In this case I would expect that at least one of the CpGs would show up on the list of significant DMPs from limma, since I thought at least one CpG within the DMR would have to be individually significant. Is this not the case?

No, this is not necessarily the case. DMRcate does not define DMRs on the basis of DMPs themselves, only that the FDR threshold used to define them is indexed at the rate of that of DMPs, at whatever rate you specify in cpg.annotate(). Depending on how the limma t-statistics are spatially distributed, it is very likely you'll get at least some DMRs that contain no DMPs, and DMPs that are not constitutive of DMRs.

My question is therefore why this happens?

DMRcate considers all CpGs when smoothing, not just the DMPs. So a contiguous critical mass of CpGs all with a modest effect that is nevertheless just below the DMP FDR threshold will be aggregated to a point more significant than, say, a group of CpGs where only 1 or 2 are significant and the rest not at all. In fact, the former type of DMR will be reported at the expense of the latter.

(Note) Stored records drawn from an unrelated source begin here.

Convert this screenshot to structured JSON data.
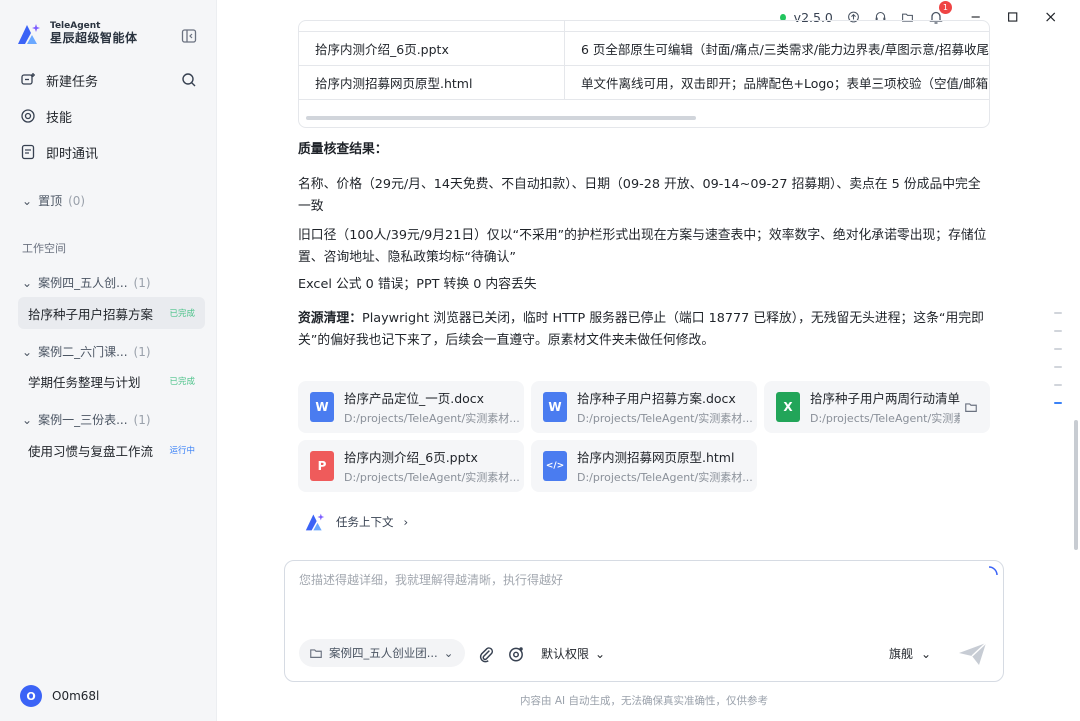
{
  "brand": {
    "en": "TeleAgent",
    "cn": "星辰超级智能体"
  },
  "nav": {
    "new_task": "新建任务",
    "skills": "技能",
    "im": "即时通讯"
  },
  "sidebar": {
    "pinned": {
      "label": "置顶",
      "count": "(0)"
    },
    "workspace_label": "工作空间",
    "groups": [
      {
        "label": "案例四_五人创...",
        "count": "(1)",
        "task": "拾序种子用户招募方案",
        "status": "已完成"
      },
      {
        "label": "案例二_六门课...",
        "count": "(1)",
        "task": "学期任务整理与计划",
        "status": "已完成"
      },
      {
        "label": "案例一_三份表...",
        "count": "(1)",
        "task": "使用习惯与复盘工作流",
        "status": "运行中"
      }
    ],
    "user": {
      "initial": "O",
      "name": "O0m68l"
    }
  },
  "topbar": {
    "version": "v2.5.0",
    "notif_count": "1",
    "accent": "#3b63f6"
  },
  "table": {
    "rows": [
      {
        "file": "拾序内测介绍_6页.pptx",
        "desc": "6 页全部原生可编辑（封面/痛点/三类需求/能力边界表/草图示意/招募收尾"
      },
      {
        "file": "拾序内测招募网页原型.html",
        "desc": "单文件离线可用，双击即开；品牌配色+Logo；表单三项校验（空值/邮箱"
      }
    ]
  },
  "content": {
    "qc_title": "质量核查结果：",
    "p1": "名称、价格（29元/月、14天免费、不自动扣款）、日期（09-28 开放、09-14~09-27 招募期）、卖点在 5 份成品中完全一致",
    "p2": "旧口径（100人/39元/9月21日）仅以“不采用”的护栏形式出现在方案与速查表中；效率数字、绝对化承诺零出现；存储位置、咨询地址、隐私政策均标“待确认”",
    "p3": "Excel 公式 0 错误；PPT 转换 0 内容丢失",
    "cleanup_title": "资源清理：",
    "p4": "Playwright 浏览器已关闭，临时 HTTP 服务器已停止（端口 18777 已释放），无残留无头进程；这条“用完即关”的偏好我也记下来了，后续会一直遵守。原素材文件夹未做任何修改。"
  },
  "files": [
    {
      "name": "拾序产品定位_一页.docx",
      "path": "D:/projects/TeleAgent/实测素材...",
      "icon": "W",
      "color": "#4a7cf0"
    },
    {
      "name": "拾序种子用户招募方案.docx",
      "path": "D:/projects/TeleAgent/实测素材...",
      "icon": "W",
      "color": "#4a7cf0"
    },
    {
      "name": "拾序种子用户两周行动清单",
      "path": "D:/projects/TeleAgent/实测素",
      "icon": "X",
      "color": "#22a559"
    },
    {
      "name": "拾序内测介绍_6页.pptx",
      "path": "D:/projects/TeleAgent/实测素材...",
      "icon": "P",
      "color": "#ef5b5b"
    },
    {
      "name": "拾序内测招募网页原型.html",
      "path": "D:/projects/TeleAgent/实测素材...",
      "icon": "</>",
      "color": "#4a7cf0"
    }
  ],
  "context_link": "任务上下文",
  "composer": {
    "placeholder": "您描述得越详细，我就理解得越清晰，执行得越好",
    "folder": "案例四_五人创业团...",
    "permission": "默认权限",
    "model": "旗舰"
  },
  "disclaimer": "内容由 AI 自动生成，无法确保真实准确性，仅供参考"
}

Does the smoothing function of DMRcate give me lots of false positives?

Great question, and the point at which the user has to make a judgement call. The post-smoothing per-CpG FDRs (the minimum of which is reported in minfdr in your results GRanges object) are much more permissive than those from limma, and so rather than set the default threshold statically on these, the recommended default (pcutoff = "fdr" in dmrcate()) dynamically adjusts the final threshold to set the number of constituent CpGs to be the same as the number of DMPs found by limma at that FDR (as I alluded to in the first paragraph). This leads to a situation where there are, in-effect, two equally-sized lists of CpGs that are (most likely) non-identical. DMRs are then aggregated from the post-smoothed list, not from the DMPs. This is an inherently conservative approach, since all CpGs are assumed to be independent (even though we know they are not), so false positives shouldn't be a concern if you are using the default settings. However, if you feel this is too conservative, please relax the fdr argument in cpg.annotate() to your liking. To offset this, you can perhaps use the Stouffer value for each DMR to further refine your list, but again this is up to you.

Best, Tim

Thank you very much for your reply. This makes sense. I used the default settings for DMRcate. Do you consider all reported DMRs significant, or do you recommend using the Stouffer value (<0.05?) to select the significant DMRs?

Thanks again, Anne-Kristin

Hi Anne-Kristin,

Yes I would - at the rate at which you specified the fdr. Although I think summarising the significance of a DMR with one single value can be misleading, the Stouffer value is there to do this to placate the people who want one. I see it as an extra level of control if you're still concerned about false positives. But beware, if one constituent CpG has an FDR of 1, this, means the whole DMR will have this value as well. An upcoming version of DMRcate will have Fisher's combined summary and the harmonic mean of the FDRs as extra options to choose from.